Tears began burning in Erin’s eyes. It had been a nightmare. She’d found no one to turn to…but… “You killed my parents!” she yelled, exploding to her feet.

A gun shifted in the darkness, aimed at her.

“We did. But we did not kill you, or your sister. And you are the reason I am here. If you stay out here, you will die. Have you been raped yet?”

Erin could not answer. She wanted to scream, to attack the woman, but… the guns.

“It doesn’t matter. We are not terrorists; we are,” pausing, “’international referees.’ We step in to stop egregious abuses of power, by becoming very skilled and very powerful. Education is very important here, isn’t it? It determines your social class. You are currently service class, no?”


“Were you going to be service class your whole life, like your parents?”

“No.
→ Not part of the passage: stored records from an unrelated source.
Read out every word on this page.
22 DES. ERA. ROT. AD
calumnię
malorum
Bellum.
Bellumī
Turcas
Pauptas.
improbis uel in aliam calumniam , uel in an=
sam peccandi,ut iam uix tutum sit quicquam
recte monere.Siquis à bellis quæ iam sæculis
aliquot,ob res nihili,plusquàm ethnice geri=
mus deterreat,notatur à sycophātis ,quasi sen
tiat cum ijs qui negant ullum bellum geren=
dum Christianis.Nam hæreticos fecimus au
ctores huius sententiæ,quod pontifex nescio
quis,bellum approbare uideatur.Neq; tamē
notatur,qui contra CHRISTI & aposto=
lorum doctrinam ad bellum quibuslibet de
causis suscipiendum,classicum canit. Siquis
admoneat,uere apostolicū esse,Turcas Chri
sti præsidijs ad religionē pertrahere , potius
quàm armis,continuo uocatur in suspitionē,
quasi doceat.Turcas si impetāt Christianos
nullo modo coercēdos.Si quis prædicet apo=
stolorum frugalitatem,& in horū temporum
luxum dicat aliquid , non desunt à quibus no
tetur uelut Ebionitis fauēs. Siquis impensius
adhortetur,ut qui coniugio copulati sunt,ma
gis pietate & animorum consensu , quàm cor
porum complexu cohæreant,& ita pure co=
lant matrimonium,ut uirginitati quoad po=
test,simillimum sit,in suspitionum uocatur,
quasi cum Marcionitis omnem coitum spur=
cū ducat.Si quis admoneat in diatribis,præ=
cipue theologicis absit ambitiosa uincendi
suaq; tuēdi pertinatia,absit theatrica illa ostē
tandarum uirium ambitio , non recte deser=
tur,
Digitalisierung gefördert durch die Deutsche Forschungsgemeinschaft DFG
I am… was… going to test into…” The absurdity of talking so casually to this woman struck her.

“But now?”

“…Now you want me to join you, after you killed my parents, and sabotaged my country. What gives you the right to ‘Referee’ everyone? To kill people?!”

The woman leaned smugly against the crates. “People kill each other every day. Sometimes you fight fire with fire. Besides, we don’t consider ourselves human. Not homo-sapiens anyway. Not anymore.”

“You use Forbidden Science,” Erin murmured.

“Genetic enhancements. We can give you some, if you like. Enhanced intelligence, coordination, strength – everything you’d need to make the world better.”

“How… how do you get away with it?

“No, Erin. The question is, are you coming with us? Our offer is grander than your wildest dreams. If you say no, we disappear. Now, choose.”

Erin hesitated. Sounds from outside filled the silence between them; a radio blaring, engines, a car alarm. About a block away, there was breaking glass followed by laughter. “Ok.”

They lead her onto the glidercraft parked on the soccer field. The woman hung back, pressed the transmitter below her ear. “Opal to Turquoise, I have a newborn.”

“Roger, Opal. That’s eight of eleven. Excellent work. Bring them in.”